Beş duyulu değiliz artık.
Korona hastalarında Tad ve Koku duyusu yok oluyor. Ek olarak, virüs bulaşır diye birbirimize dokunamıyoruz da…
Yani, korona yüzünden bu üç duyumuzu kullanamıyoruz.
SANAL ÂLEMİN DUYULARI İKİ: GÖRME VE İŞİTME
Teknoloji ve sanal dünya bizi bedenlerimizden uzaklaştırdı. Beş duyumuzdan sadece ikisini kullanıyoruz: Görme ve işitme duyularını.
İnternet arkadaşlarımızı görüyor ve onları işitiyoruz. Fakat onlara dokunamıyoruz. Kokularını alamıyoruz. İkramlarının tadına varamıyoruz.
Kısaca; tad, koku ve dokunma duyularımızı artık kullanmıyoruz.
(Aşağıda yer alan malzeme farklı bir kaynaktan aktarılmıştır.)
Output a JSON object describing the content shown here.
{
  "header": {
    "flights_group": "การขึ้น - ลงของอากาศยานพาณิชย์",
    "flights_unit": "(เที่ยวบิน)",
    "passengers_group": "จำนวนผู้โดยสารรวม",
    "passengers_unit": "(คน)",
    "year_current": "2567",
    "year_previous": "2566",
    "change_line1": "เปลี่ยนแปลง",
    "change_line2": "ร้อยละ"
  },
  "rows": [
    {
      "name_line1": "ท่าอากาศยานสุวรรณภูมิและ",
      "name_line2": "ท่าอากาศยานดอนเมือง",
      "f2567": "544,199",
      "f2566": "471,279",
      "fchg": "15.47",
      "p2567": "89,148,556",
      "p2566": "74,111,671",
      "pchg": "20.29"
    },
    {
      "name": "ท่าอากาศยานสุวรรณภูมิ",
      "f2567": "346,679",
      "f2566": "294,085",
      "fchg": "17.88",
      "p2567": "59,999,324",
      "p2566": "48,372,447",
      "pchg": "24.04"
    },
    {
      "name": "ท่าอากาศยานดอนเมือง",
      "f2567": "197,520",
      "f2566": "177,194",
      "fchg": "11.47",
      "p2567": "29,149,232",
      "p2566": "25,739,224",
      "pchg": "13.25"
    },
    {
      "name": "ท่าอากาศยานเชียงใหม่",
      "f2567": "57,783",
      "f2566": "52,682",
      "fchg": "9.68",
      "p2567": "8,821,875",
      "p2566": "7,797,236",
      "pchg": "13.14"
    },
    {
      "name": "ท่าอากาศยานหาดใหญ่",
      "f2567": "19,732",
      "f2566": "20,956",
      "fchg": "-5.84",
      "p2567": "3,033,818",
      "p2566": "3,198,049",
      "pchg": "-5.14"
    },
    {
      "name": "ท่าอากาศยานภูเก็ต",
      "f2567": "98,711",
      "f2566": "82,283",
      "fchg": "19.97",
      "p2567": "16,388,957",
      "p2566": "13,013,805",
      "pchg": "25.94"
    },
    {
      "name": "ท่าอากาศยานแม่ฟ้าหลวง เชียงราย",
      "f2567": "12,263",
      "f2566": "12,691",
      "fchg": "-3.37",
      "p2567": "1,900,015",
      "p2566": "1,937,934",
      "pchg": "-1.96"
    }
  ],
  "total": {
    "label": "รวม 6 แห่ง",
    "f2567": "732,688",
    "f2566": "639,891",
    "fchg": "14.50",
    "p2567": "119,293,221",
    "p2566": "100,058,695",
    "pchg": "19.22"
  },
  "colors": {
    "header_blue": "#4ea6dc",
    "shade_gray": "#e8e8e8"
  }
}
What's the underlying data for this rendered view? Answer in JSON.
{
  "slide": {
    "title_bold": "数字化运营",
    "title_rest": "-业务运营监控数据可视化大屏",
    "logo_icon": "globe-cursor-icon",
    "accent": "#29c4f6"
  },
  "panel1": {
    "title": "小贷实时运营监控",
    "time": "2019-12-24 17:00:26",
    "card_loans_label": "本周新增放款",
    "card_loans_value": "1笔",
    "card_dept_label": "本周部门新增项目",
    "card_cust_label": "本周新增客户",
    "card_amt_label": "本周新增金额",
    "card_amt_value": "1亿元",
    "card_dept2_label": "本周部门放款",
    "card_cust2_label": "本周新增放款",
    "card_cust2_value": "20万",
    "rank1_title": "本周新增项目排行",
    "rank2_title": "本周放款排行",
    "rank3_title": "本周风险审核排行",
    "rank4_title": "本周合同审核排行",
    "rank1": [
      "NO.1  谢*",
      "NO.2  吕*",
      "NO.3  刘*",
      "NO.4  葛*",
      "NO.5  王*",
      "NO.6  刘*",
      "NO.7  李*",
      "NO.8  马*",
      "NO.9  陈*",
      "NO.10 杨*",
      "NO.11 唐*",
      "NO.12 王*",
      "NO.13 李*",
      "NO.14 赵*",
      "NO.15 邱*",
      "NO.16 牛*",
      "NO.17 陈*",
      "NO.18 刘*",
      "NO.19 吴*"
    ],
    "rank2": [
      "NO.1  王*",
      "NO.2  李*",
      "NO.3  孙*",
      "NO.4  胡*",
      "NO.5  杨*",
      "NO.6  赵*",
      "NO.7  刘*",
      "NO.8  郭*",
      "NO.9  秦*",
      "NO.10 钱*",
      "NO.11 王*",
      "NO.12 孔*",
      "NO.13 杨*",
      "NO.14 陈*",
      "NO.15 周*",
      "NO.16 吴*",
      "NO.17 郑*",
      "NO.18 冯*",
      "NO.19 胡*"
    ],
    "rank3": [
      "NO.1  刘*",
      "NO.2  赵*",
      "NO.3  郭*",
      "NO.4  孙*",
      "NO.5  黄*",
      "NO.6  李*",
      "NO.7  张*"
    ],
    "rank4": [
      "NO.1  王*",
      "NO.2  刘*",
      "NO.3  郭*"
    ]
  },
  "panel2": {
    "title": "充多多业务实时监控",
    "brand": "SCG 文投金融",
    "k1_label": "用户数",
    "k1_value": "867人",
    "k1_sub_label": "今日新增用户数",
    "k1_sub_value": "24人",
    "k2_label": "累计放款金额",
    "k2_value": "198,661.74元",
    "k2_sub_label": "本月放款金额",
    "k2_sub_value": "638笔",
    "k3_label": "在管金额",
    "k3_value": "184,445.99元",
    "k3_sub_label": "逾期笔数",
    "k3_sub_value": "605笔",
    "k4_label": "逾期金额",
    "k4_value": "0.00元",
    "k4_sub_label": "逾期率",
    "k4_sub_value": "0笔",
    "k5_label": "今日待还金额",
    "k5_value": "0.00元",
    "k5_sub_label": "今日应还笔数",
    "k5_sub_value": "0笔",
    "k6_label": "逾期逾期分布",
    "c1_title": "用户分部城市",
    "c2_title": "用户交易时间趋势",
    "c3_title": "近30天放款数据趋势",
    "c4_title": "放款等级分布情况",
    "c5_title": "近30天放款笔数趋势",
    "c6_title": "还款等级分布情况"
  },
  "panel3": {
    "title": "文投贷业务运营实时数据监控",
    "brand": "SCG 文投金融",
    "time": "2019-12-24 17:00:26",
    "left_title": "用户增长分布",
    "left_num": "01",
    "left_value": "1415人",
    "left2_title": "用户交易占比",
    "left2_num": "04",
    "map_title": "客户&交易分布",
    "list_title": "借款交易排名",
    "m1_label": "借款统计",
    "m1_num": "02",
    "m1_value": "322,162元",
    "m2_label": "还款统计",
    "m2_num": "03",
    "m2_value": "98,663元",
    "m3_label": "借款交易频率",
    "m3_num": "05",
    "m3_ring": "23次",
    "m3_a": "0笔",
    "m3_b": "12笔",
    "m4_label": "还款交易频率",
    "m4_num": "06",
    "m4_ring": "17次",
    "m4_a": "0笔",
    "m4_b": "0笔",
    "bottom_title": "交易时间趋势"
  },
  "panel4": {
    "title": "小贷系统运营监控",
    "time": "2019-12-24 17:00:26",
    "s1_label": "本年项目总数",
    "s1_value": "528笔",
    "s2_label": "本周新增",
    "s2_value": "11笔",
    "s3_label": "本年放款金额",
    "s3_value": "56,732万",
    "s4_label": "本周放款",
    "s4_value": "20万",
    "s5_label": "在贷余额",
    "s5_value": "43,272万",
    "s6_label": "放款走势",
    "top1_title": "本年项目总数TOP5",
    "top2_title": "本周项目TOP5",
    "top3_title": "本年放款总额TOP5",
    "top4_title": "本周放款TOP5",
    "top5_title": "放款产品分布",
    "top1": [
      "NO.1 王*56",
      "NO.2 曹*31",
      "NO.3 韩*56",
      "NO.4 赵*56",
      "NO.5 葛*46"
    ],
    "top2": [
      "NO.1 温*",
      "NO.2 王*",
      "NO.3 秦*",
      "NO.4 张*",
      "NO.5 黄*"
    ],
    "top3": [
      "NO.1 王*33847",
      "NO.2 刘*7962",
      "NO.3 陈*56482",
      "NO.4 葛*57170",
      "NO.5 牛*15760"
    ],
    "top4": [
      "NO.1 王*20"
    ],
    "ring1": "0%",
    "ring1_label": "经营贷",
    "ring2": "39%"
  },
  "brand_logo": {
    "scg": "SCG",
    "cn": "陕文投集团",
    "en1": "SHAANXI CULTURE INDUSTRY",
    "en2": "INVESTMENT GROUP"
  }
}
Doruk’taki evimde hastalanıp yatağa düşersem, Newyork’daki arkadaşım benimle sohbet edebilir, beni duyabilir ve görebilir ama, elimi tutup bana dokunamaz, benim için bir çay demleyemez. Kullandığım parfümümü koklayamaz. Ekranda yediğim kurabiyenin tadını bilemez.
HÂLBUKİ İNSANLARIN BEDENLERİ VAR.
Bizim bir bedenimiz var. Biz sanal değiliz ki…
Biz insanız ve beş duyulu bir varlığız. Akıl, irade, vicdan ve bilincimizle beş duyumuzun hepsini kullanmak ve onların farkına varmak istiyoruz.
ŞİMDİ NE OLDU?
Bu duyuları bize lütfeden: “Madem hakkını vererek kullanmıyorsunuz, ben de geri alıyorum” dedi ve aldı.
Böyle giderse, daha başkalarını da alır mı? Alır.
Bizler, yeryüzüne Allah tarafından özel atanan insanlar olarak bunları düşünmüyoruz.
Ne yapıyoruz? Bol bol Cuma kutluyoruz.
Aslında akletmeli değil miyiz?
Bizi insan yaratıp akıl ikram eden Rabbimiz! Aklımızı gerektiği gibi kullanmamız için bize yardım et lütfen. Biz Seni sınırsızca övüyor ve çok seviyoruz.